Regulation of GPCR signaling in hypertension

Abstract

Hypertension represents a complex, multifactorial disease and contributes to the major causes of morbidity and mortality in industrialized countries: ischemic and hypertensive heart disease, stroke, peripheral atherosclerosis and renal failure. Current pharmacological therapy of essential hypertension focuses on the regulation of vascular resistance by inhibition of hormones such as catecholamines and angiotensin II, blocking them from receptor activation. Interaction of G-protein coupled receptor kinases (GRKs) and regulator of G-protein signaling (RGS) proteins with activated G-protein coupled receptors (GPCRs) effect the phosphorylation state of the receptor leading to desensitization and can profoundly impair signaling. Defects in GPCR regulation via these modulators have severe consequences affecting GPCR-stimulated biological responses in pathological situations such as hypertension, since they fine-tune and balance the major transmitters of vessel constriction versus dilatation, thus representing valuable new targets for anti-hypertensive therapeutic strategies.

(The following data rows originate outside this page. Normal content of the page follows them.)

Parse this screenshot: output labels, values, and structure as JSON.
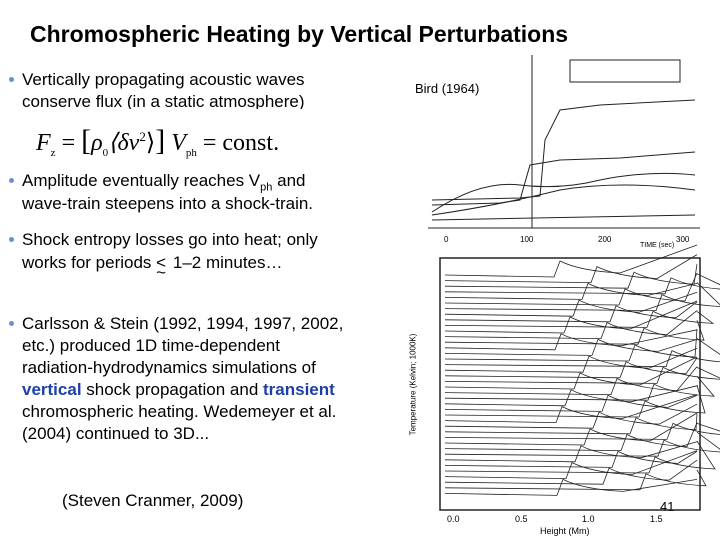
{
  "title": "Chromospheric Heating by Vertical Perturbations",
  "bullet1": [
    "Vertically propagating acoustic waves",
    "conserve flux (in a static atmosphere)"
  ],
  "equation": [
    "F",
    "z",
    "=",
    "[",
    "ρ",
    "0",
    "⟨δv",
    "2",
    "⟩",
    "]",
    "V",
    "ph",
    "=",
    "const."
  ],
  "bullet2": [
    "Amplitude eventually reaches V",
    "ph",
    " and",
    "wave-train steepens into a shock-train."
  ],
  "bullet3": [
    "Shock entropy losses go into heat; only",
    "works for periods ",
    "<",
    "~",
    " 1–2 minutes…"
  ],
  "bullet4": [
    "Carlsson & Stein (1992, 1994, 1997, 2002,",
    "etc.) produced 1D time-dependent",
    "radiation-hydrodynamics simulations of",
    "vertical",
    " shock propagation and ",
    "transient",
    "chromospheric heating.   Wedemeyer et al.",
    "(2004) continued to 3D..."
  ],
  "figure1": {
    "caption": "Bird (1964)",
    "xticks": [
      "0",
      "100",
      "200",
      "300"
    ],
    "xlabel": "TIME (sec)"
  },
  "figure2": {
    "xticks": [
      "0.0",
      "0.5",
      "1.0",
      "1.5"
    ],
    "xlabel": "Height (Mm)",
    "ylabel": "Temperature (Kelvin; 1000K)"
  },
  "citation": "(Steven Cranmer, 2009)",
  "page": "41"
}
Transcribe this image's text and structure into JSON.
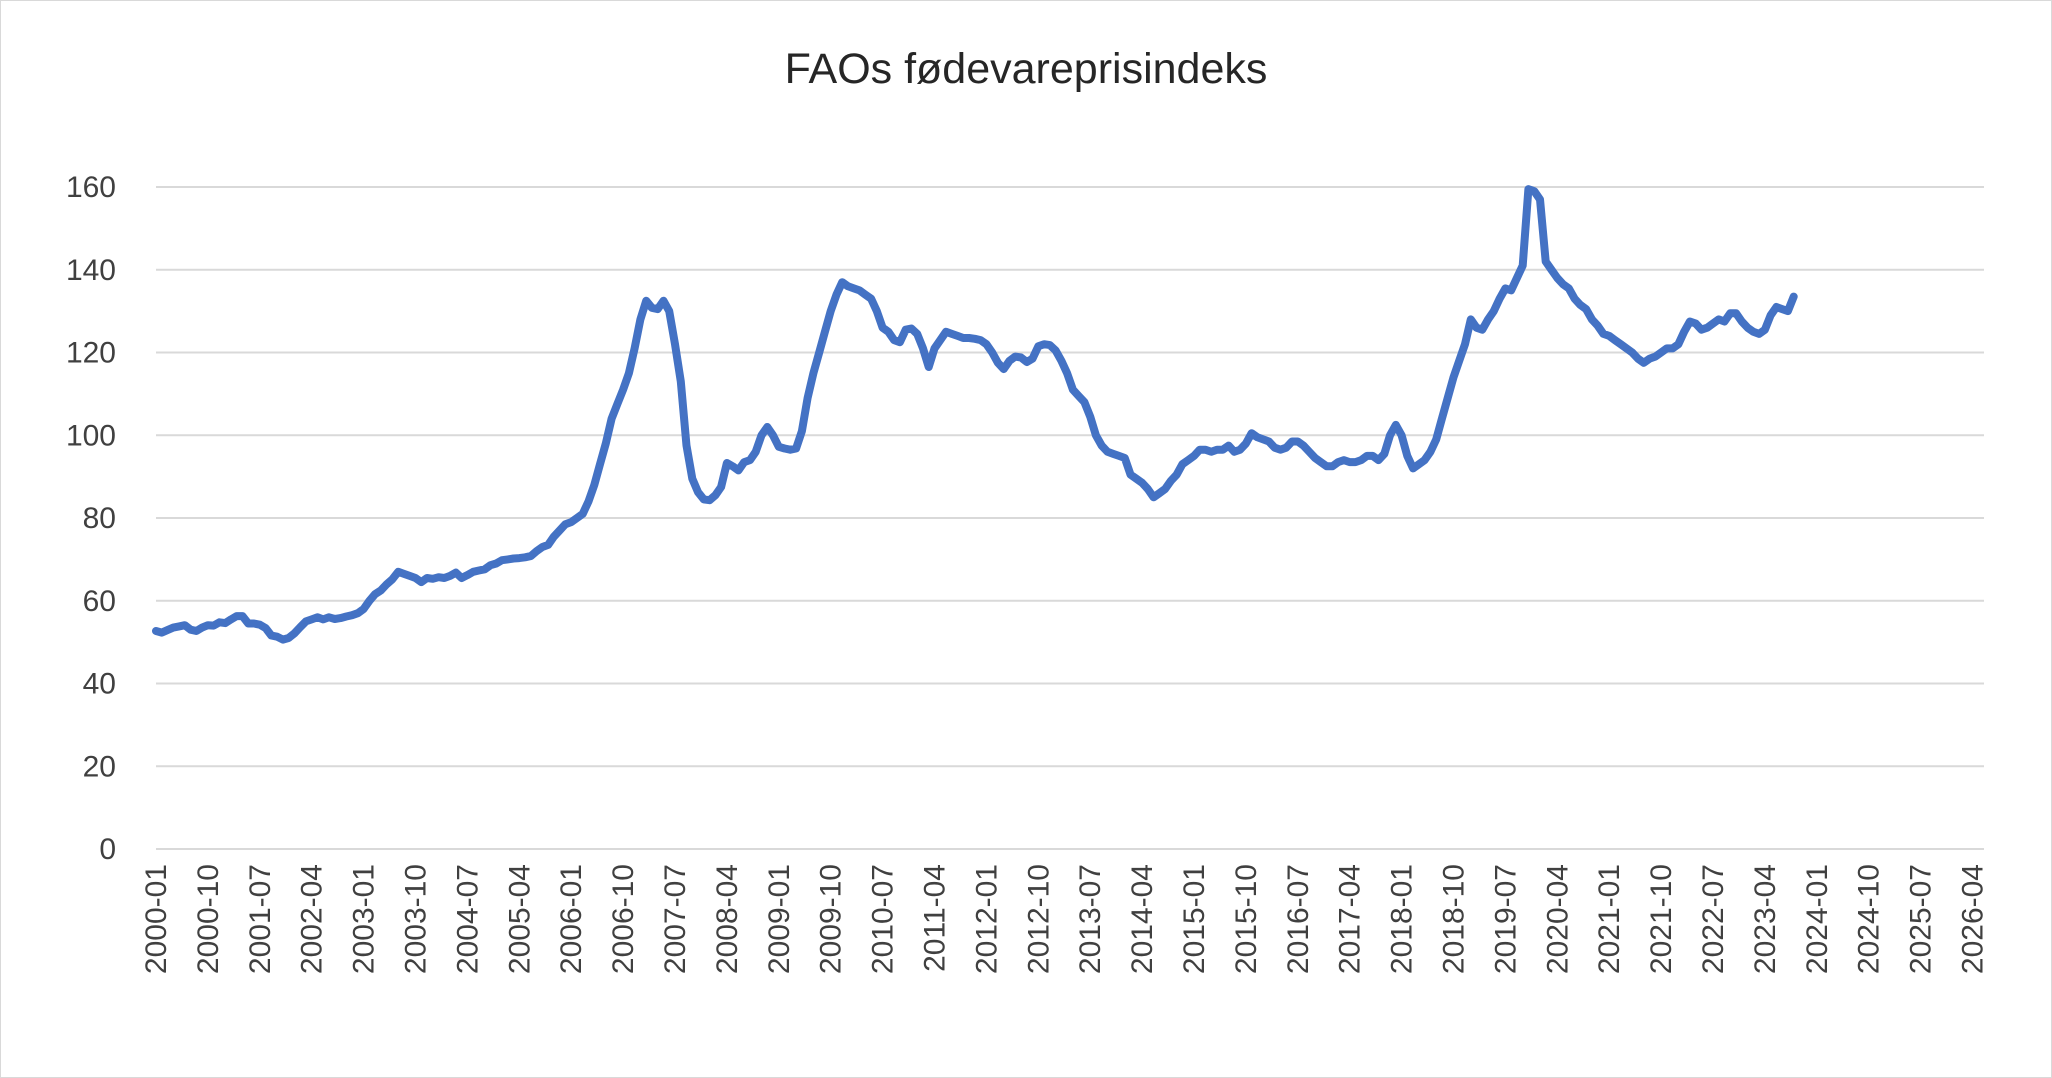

Elevated levels of GRKs are associated with human hypertensive disease and are relevant modulators of blood pressure in animal models of hypertension. This implies therapeutic perspective in a disease that has a prevalence of 65million in the United States while being directly correlated with occurrence of major adverse cardiac and vascular events. Therefore, therapeutic approaches using the inhibition of GRKs to regulate GPCRs are intriguing novel targets for treatment of hypertension and heart failure.

Figure 1

Overview of GPCR signalling cascade resulting in vasodilation or vasoconstriction: Within the present review we have outlined activation of GPCRs via a wide range of agonists, leading to activation of adenylyl cyclase (AC) via Gαs as well as guanylate cyclase (GC), increased 2nd messenger concentrations finally leading to protein kinase A or G-mediated vasodilation. Vasoconstrictory agents lead to activation of Gq and G12/13, which mediates smooth muscle con-traction via Protein Kinase C (PKC) or Rho Kinase as well as increased Ca²⁺, leading to inactivation of the myosin- light-chain kinase (MLCK) by dephosphorylation.